Physicians' Academy for Cardiovascular Education

Beta-blockers blamed for many side-effects, often not rightfully so

Literature - Barron AJ, Zaman N, Cole GD, et al. - Int J Cardiol. 2013 Jun 21


Systematic review of genuine versus spurious side-effects of beta-blockers in heart failure using placebo control: Recommendations for patient information.

 
Barron AJ, Zaman N, Cole GD, et al.
Int J Cardiol. 2013 Jun 21. doi: 10.1016/j.ijcard.2013.05.068
 

Background

Beta-blockers greatly improve survival in patients with chronic heart failure [1,2]. However, uptake is poor [3]. Perception of side-effects among patients and physicians might be at play. Patient experience of side-effects does not necessarily reflect the true pharmacological induction of side-effects by the drug. A well-intentioned warning by clinicians about a potential side-effect may condition patients to believe that any new symptom is a side-effect of the drug.
It would be helpful to have a delineation of reliable evidence on which side-effects can be induced by beta-blockers in patients with heart failure. Quantitative information on the probability of a reported side-effect to be a genuine consequence of the drug, would also be useful.
This systematic review therefore examined 13 double-blind randomised controlled trials (RCTs), in which patients and clinicians did not know whether the patient was taking the drug (n=7836) or placebo (n=7547).
 

Main results

  • For 21 out of 33 listed side-effects, there was no significant difference between the beta-blocker and placebo-arm, including impotence, weight gain, postural hypotension and headache.
  • 6 side-effects were more frequently reported in the placebo-arm, to wit depression, insomnia, worsening heart failure, palpitations, chest pain and tachycardia.
  • Only 5 side-effects were significantly more common in the beta-blocker arm than in the placebo arm. These were examined in more detail. A ‘proportion of symptoms non-pharmacological’ was calculated to describe how many of the beta-blocker takers who reported a side-effect would have had that symptom on placebo.
    Out of 100 patients developing dizziness, 81 (95%CI: 73-89, P<0.01) would have experienced that on placebo as well, thus beta-blockers are only causative of dizziness in 19 out of every 100 patients. For diarrhea this proportion was 82 from 100 patients (95% CI 70–95, P< 0.01). For hyperglycemia this proportion was 83 (CI 68–98, P< 0.01), for intermittent claudication 41 (CI 2–81, P<  0.01), and for bradycardia 33 (CI 21–44, P<  0.01).
  • People in the beta-blocker arm did not withdraw from the studies more often than people in the placebo arm, in fact they withdrew 20% less.
  • Serious adverse events occurred in 22.1% of patients receiving beta-blocker, as compared to 25.6% receiving placebo. Being allocated to the beta-blocker arm therefore decreased the risk by 16% (95%CI: 4-27%, P=0.01).
 

Conclusion

RCTs in medicine are a means to reliably establish whether a treatment works. A similar recognition should also be applied to information about side-effects given to patients. This study demonstrated that the majority of adverse effects reported with beta-blockers in the treatment of heart failure are not caused by the beta-blocker per se.
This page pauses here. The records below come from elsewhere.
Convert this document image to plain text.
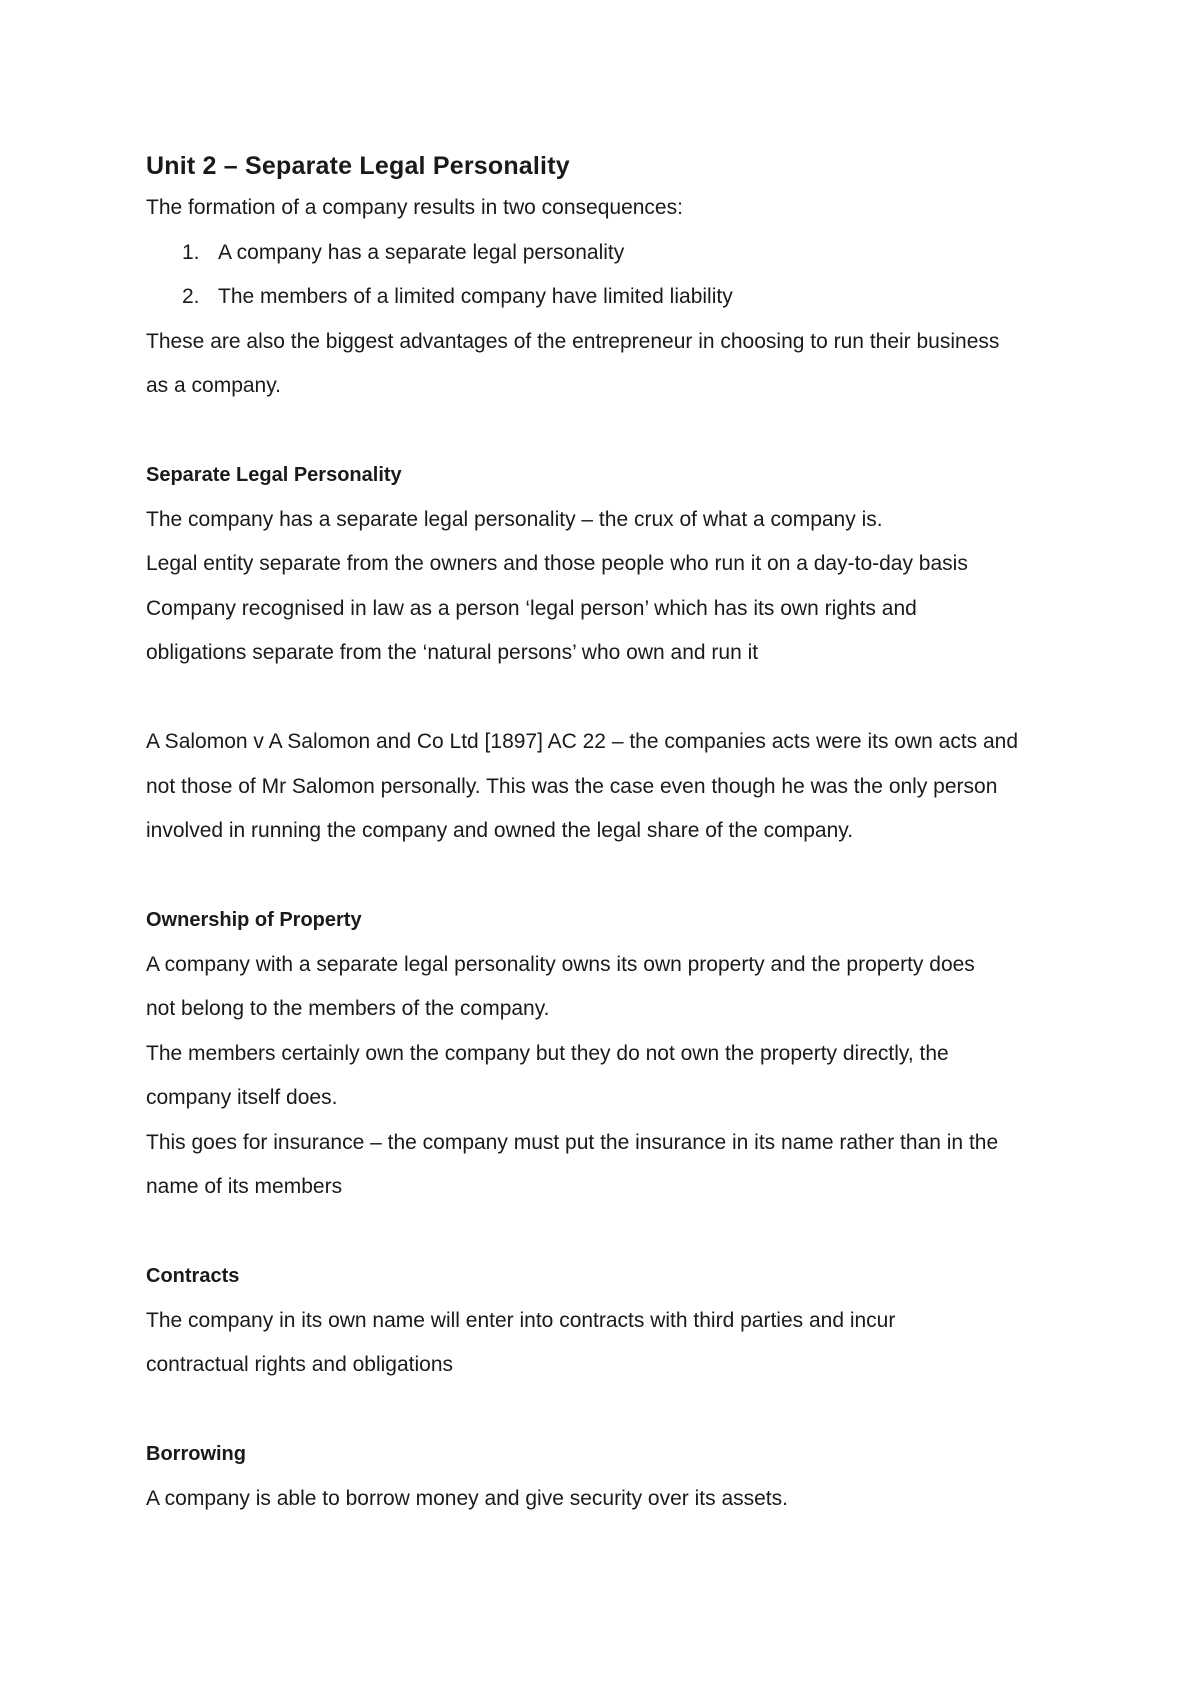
Unit 2 – Separate Legal Personality

The formation of a company results in two consequences:

1. A company has a separate legal personality
2. The members of a limited company have limited liability

These are also the biggest advantages of the entrepreneur in choosing to run their business

as a company.

Separate Legal Personality

The company has a separate legal personality – the crux of what a company is.

Legal entity separate from the owners and those people who run it on a day-to-day basis

Company recognised in law as a person ‘legal person’ which has its own rights and

obligations separate from the ‘natural persons’ who own and run it

A Salomon v A Salomon and Co Ltd [1897] AC 22 – the companies acts were its own acts and

not those of Mr Salomon personally. This was the case even though he was the only person

involved in running the company and owned the legal share of the company.

Ownership of Property

A company with a separate legal personality owns its own property and the property does

not belong to the members of the company.

The members certainly own the company but they do not own the property directly, the

company itself does.

This goes for insurance – the company must put the insurance in its name rather than in the

name of its members

Contracts

The company in its own name will enter into contracts with third parties and incur

contractual rights and obligations

Borrowing

A company is able to borrow money and give security over its assets.
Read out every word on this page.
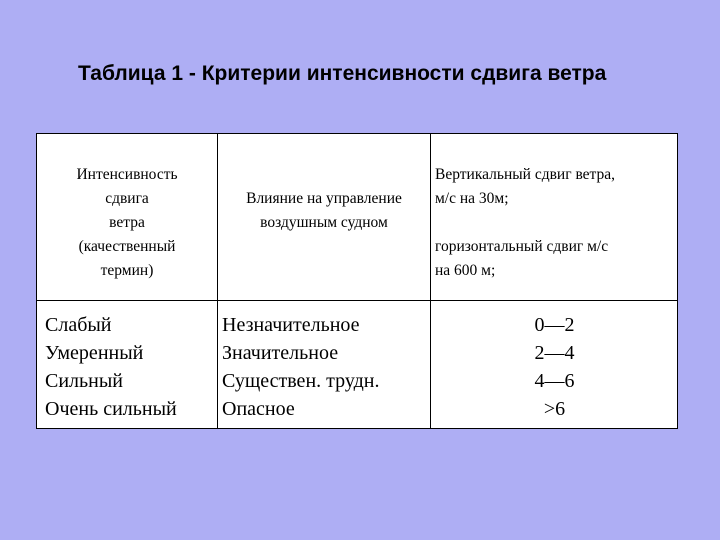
Таблица 1 - Критерии интенсивности сдвига ветра
Интенсивность
сдвига
ветра
(качественный
термин)
Влияние на управление
воздушным судном
Вертикальный сдвиг ветра,
м/с на 30м;

горизонтальный сдвиг м/с
на 600 м;
Слабый
Умеренный
Сильный
Очень сильный
Незначительное
Значительное
Существен. трудн.
Опасное
0—2
2—4
4—6
>6
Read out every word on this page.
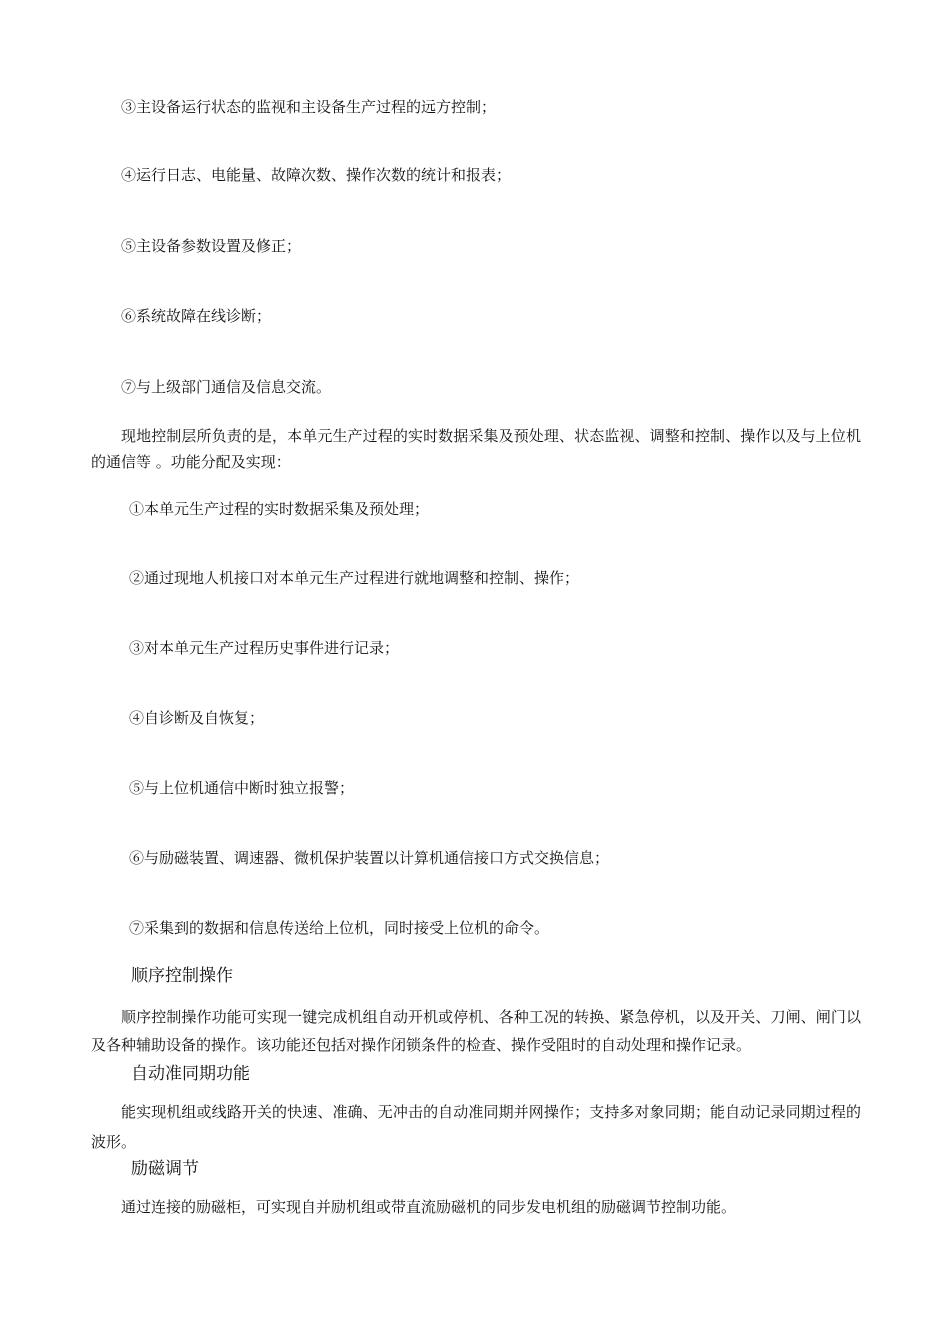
③主设备运行状态的监视和主设备生产过程的远方控制；

④运行日志、电能量、故障次数、操作次数的统计和报表；

⑤主设备参数设置及修正；

⑥系统故障在线诊断；

⑦与上级部门通信及信息交流。

现地控制层所负责的是，本单元生产过程的实时数据采集及预处理、状态监视、调整和控制、操作以及与上位机的通信等 。功能分配及实现：

①本单元生产过程的实时数据采集及预处理；

②通过现地人机接口对本单元生产过程进行就地调整和控制、操作；

③对本单元生产过程历史事件进行记录；

④自诊断及自恢复；

⑤与上位机通信中断时独立报警；

⑥与励磁装置、调速器、微机保护装置以计算机通信接口方式交换信息；

⑦采集到的数据和信息传送给上位机，同时接受上位机的命令。

顺序控制操作

顺序控制操作功能可实现一键完成机组自动开机或停机、各种工况的转换、紧急停机，以及开关、刀闸、闸门以及各种辅助设备的操作。该功能还包括对操作闭锁条件的检查、操作受阻时的自动处理和操作记录。

自动准同期功能

能实现机组或线路开关的快速、准确、无冲击的自动准同期并网操作；支持多对象同期；能自动记录同期过程的波形。

励磁调节

通过连接的励磁柜，可实现自并励机组或带直流励磁机的同步发电机组的励磁调节控制功能。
For only 2 out of 33 listed side-effects, bradycardia and intermittens claudication, the majority of sufferers had this truly as a result of the drug. In 3 side-effects, the drug was genuinely responsible in less than 1 of 4 sufferers. For the remaining 28 side-effects, there is no evidence that the drug makes them more common than placebo, thus this meta-analysis does not support their listing for heart failure patients. The current convention of providing incorrect information may be impeding uptake of drugs and achieving the target dose, thus impeding the therapeutic benefits.
This paper comes with a downloadable spreadsheet with which the physician can easily calculate, from one or more RCTs, the proportion of those who suffered a symptom who would have suffered it even without the medication.
 

References

1. CIBIS II Study Group. The cardiac insufficiency bisoprolol study II (CIBIS II): a randomized trial. Lancet 1999;353:9–13.
2. PackerM, Fowler MB, Roecker EB, et al. Effect of carvedilol on the morbidity of patients with severe chronic heart failure: results of the carvedilol prospective randomized cumulative survival (COPERNICUS) study. Circulation 2002;106(17):2194–9.
3. Cleland JG, McDonagh T, Rigby AS et al. National Heart Failure Audit Team for England and Wales. The national heart failure audit for England and Wales 2008–2009. Heart Jun 2011;97(11):876–86.